A federal judge on Thursday will decide whether Fort Smith-based ABF Freight System has standing to sue competing truckers and the Teamsters in U.S. District Court.
ABF on Nov. 1 filed a federal lawsuit alleging that subsidiaries of YRC Inc. and the International Brotherhood of Teamsters violated terms of a multi-employer labor contract by entering into side deals that the gave the YRC companies an improper competitive advantage over ABF.
ABF seeks court appointment of a neutral third-party tribunal to hear its grievances, or, alternatively, nullification of the side agreements plus damages of $750 million.
In response, the defendants filed motions seeking to dismiss the case, claiming the court lacks jurisdiction over the matter.
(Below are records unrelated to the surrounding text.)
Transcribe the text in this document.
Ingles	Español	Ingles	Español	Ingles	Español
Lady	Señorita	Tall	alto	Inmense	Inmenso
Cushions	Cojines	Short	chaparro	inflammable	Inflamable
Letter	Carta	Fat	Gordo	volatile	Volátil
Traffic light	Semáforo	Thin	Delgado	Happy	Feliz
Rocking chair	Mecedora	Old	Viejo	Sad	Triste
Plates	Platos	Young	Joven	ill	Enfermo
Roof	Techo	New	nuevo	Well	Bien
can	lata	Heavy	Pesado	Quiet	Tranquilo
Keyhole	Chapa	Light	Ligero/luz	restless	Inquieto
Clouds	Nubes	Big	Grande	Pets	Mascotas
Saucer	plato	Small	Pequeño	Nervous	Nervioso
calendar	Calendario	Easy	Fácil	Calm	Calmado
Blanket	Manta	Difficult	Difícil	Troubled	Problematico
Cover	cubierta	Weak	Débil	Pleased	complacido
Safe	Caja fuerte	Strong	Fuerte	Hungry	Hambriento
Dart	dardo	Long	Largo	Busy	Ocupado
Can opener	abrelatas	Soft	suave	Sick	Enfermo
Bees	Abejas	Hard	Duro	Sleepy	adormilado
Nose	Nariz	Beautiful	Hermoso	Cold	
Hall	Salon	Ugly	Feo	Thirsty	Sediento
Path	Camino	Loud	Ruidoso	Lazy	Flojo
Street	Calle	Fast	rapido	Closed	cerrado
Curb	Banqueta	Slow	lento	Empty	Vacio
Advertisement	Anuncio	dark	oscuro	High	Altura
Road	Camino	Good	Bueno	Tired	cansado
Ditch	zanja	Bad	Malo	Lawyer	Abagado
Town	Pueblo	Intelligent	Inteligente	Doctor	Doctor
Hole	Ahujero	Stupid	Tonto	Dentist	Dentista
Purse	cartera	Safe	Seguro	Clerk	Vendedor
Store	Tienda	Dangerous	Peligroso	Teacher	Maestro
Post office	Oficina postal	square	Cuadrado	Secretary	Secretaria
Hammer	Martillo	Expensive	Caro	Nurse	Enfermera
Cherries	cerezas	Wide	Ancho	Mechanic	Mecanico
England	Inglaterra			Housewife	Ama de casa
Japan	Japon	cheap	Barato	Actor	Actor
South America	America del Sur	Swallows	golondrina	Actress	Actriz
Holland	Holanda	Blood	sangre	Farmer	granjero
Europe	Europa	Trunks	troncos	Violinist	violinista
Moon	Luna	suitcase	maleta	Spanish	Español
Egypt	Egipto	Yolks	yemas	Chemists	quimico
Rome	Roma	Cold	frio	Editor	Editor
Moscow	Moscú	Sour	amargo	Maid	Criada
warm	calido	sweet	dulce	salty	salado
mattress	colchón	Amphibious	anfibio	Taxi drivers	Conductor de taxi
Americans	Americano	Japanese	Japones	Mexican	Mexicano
The hearing begins at 10 a.m. Thursday in the Eastern District courthouse in Little Rock, with U.S. District Judge Susan Webber Wright presiding.
According to court documents, ABF asserts that the Labor Management Relations Act allows the federal court to hear suits over labor contract violations.
However, the employer defendants - YRC Inc., New Penn Motor Express Inc. and USF Holland Inc. - argue that ABF is not a party to the National Master Freight Agreement and therefore lacks standing to challenge the contract amendments.
On Dec. 2, Wright stated in an order that she would determine both the question of ABF's standing and whether that question can be severed from ABF's claims.
In a separate order Dec. 3, the judge noted that neither Trucking Management Inc. nor the union defendants - the IBT, the Teamsters National Freight Industry Negotiating Committee, Teamsters Local Union 373 of Fort Smith and Local 878 of Little Rock - had requested hearings on their motions to dismiss.
She gave them until Monday to request to be heard. The union defendants made their request on Dec. 8 and TMI made its request Dec. 10.
The case was initially filed in the Western District's Fayetteville court in error, then transferred to Fort Smith. Wright was assigned the case after U.S. District Judge Jimm Larry Hendren, a Western District judge, recused himself.